By “recently”, do you mean that this too many open connections messages appear only lately? Please provide details on your deployment, e.g. is this a standalone/replica set/sharded cluster deployment, along with some details e.g. how many nodes in a replica set, how many shards, and any relevant info that could help.

the mongos max connection is configured to 20000

Please provide some details about where and how did you set this configuration in.

mongos version: 3.6.1

This version was released way back in Dec 2017, and the 3.6 series was out of support since April 2021. I would encourage you to consider upgrading to a newer, supported versions of MongoDB.

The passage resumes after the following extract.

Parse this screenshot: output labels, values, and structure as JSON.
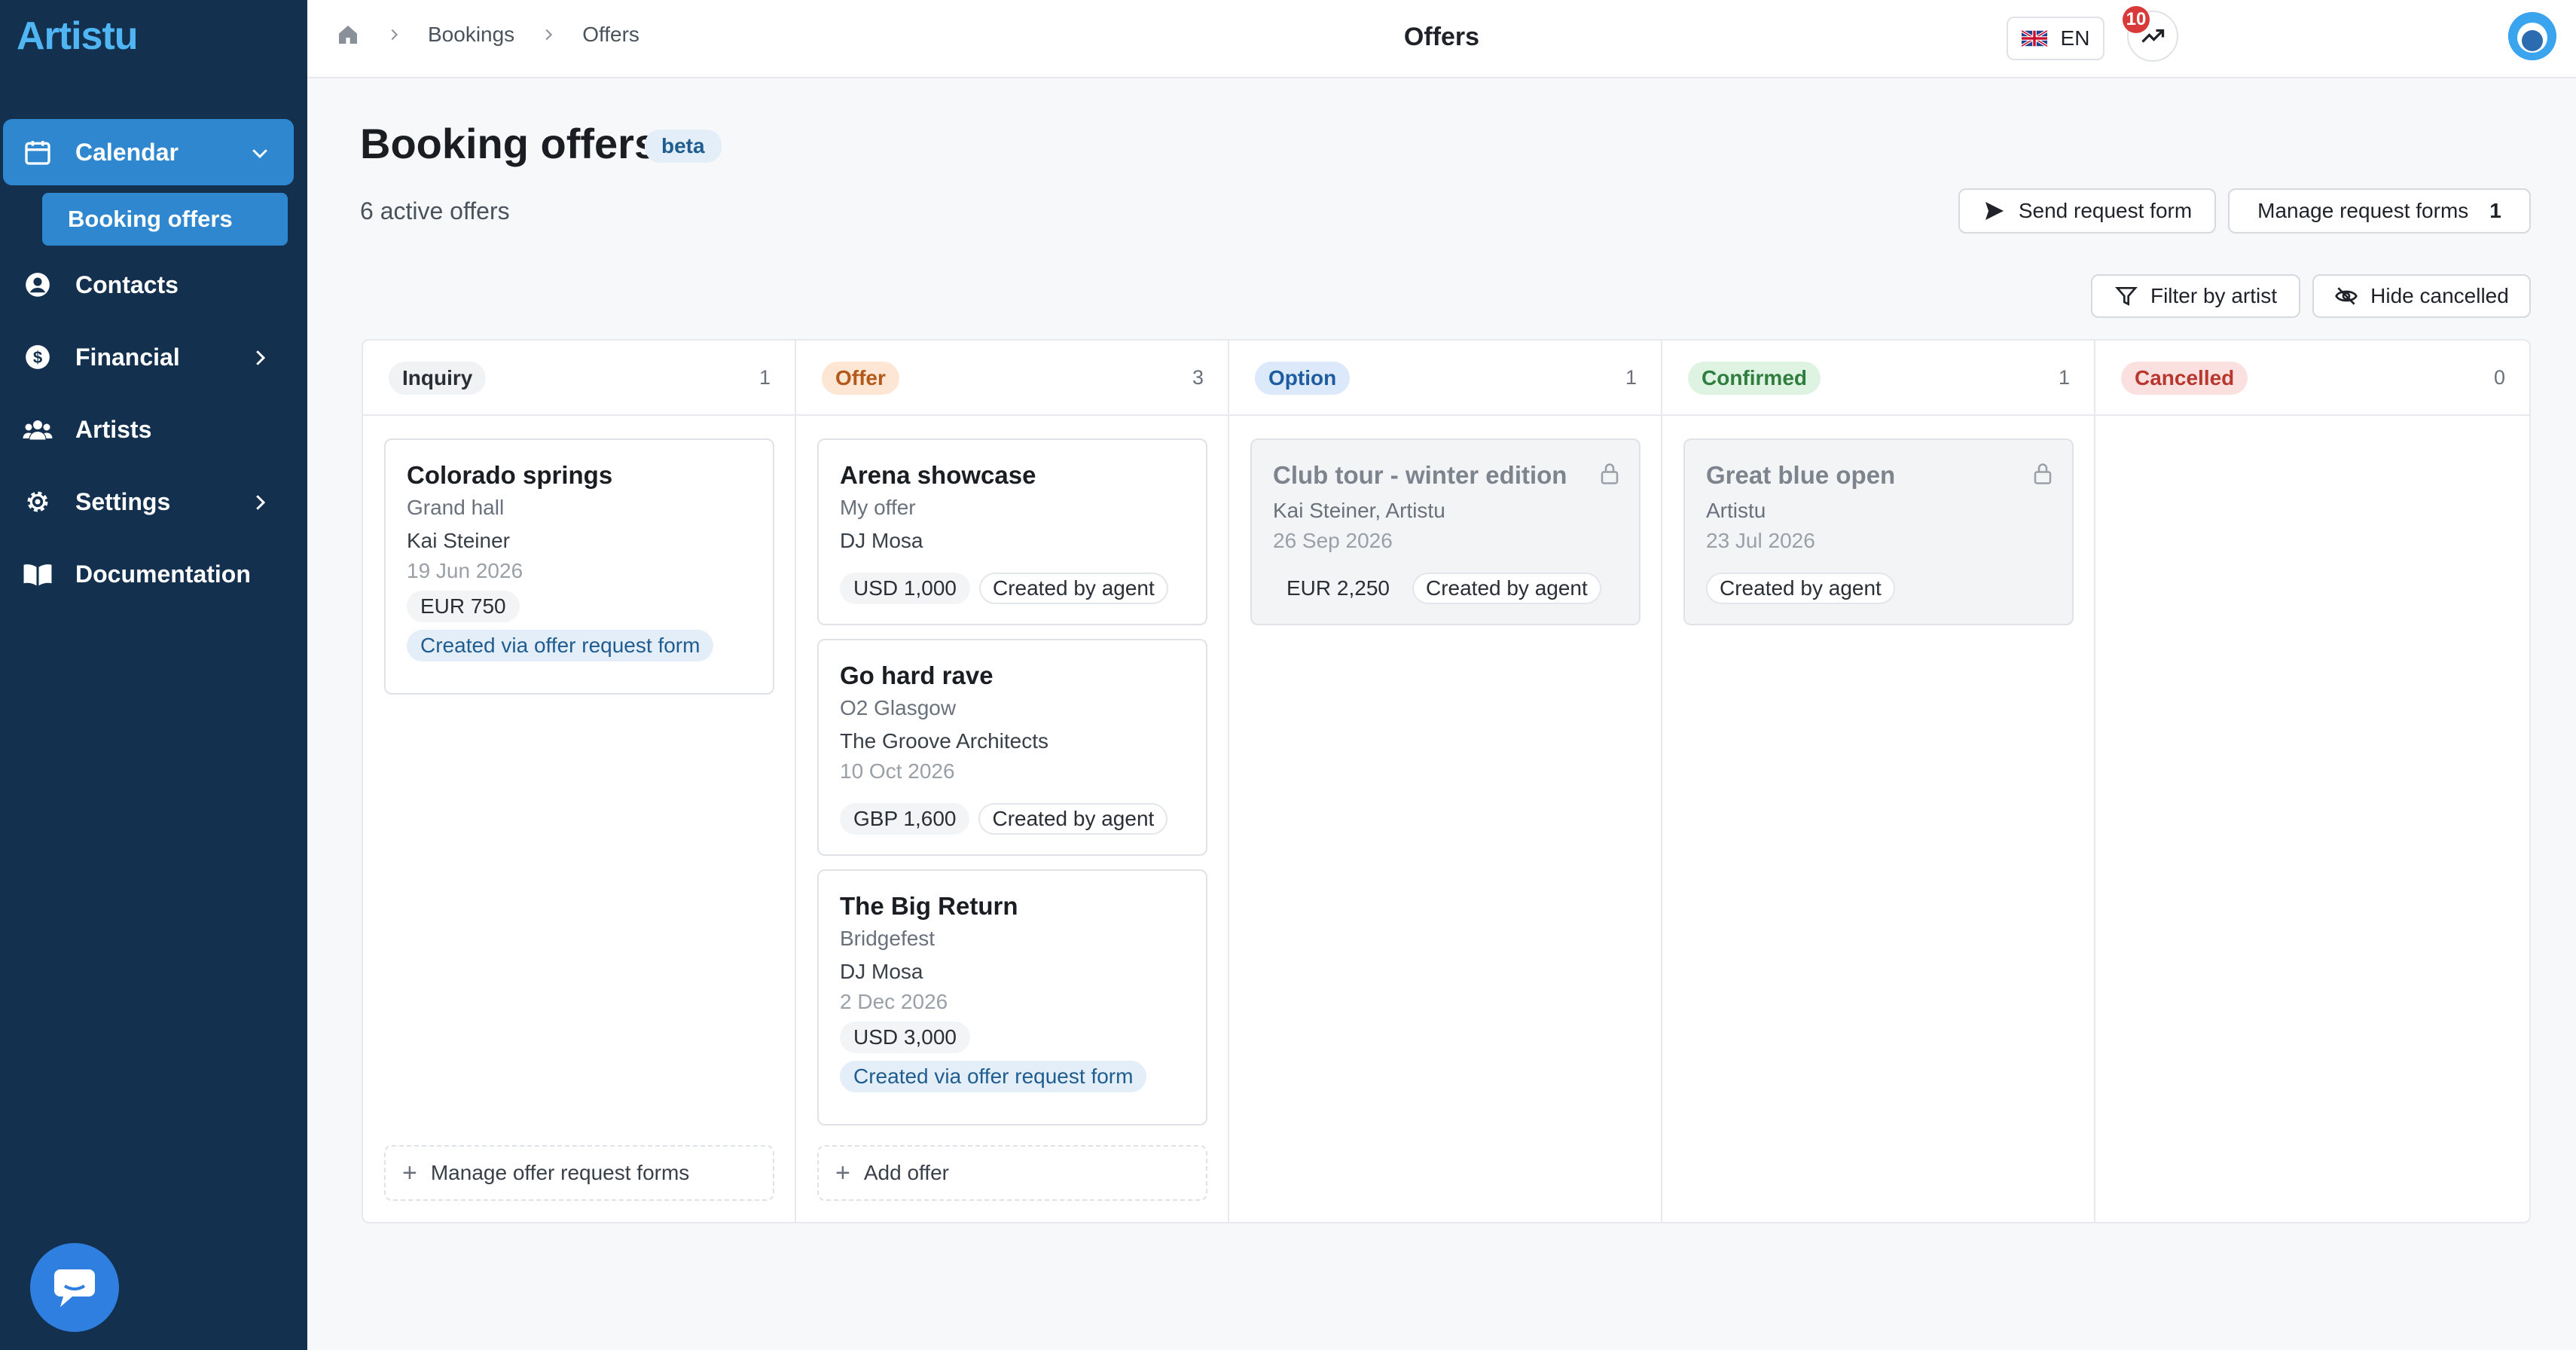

As a starting point, typically this message appears when the system has hit its open files limit setting. Please see UNIX ulimit Settings for instructions on how to increase this limit. Please also see the Production Notes to ensure that all settings are optimal.

Best regards
Kevin

3 Likes

Hi kevinadi,

Thanks a lot for your responce, the mongos nodes previously run with max_connection 10000, as client connections go up, I modified maxIncomingConnections from 10000 to 20000 and restarted the mongos, after that the issue occured.

the cluster is sharded cluster with 3 shards.

below is mongos config file:
image

ulimit -a output:
ulimit -a
core file size          (blocks, -c) unlimited
data seg size           (kbytes, -d) unlimited
scheduling priority             (-e) 0
file size               (blocks, -f) unlimited
pending signals                 (-i) 514806
max locked memory       (kbytes, -l) 64
max memory size         (kbytes, -m) unlimited
open files                      (-n) 5242880
pipe size            (512 bytes, -p) 8
POSIX message queues     (bytes, -q) 819200
real-time priority              (-r) 0
stack size              (kbytes, -s) 10240
cpu time               (seconds, -t) unlimited
max user processes              (-u) 524288
virtual memory          (kbytes, -v) unlimited
file locks                      (-x) unlimited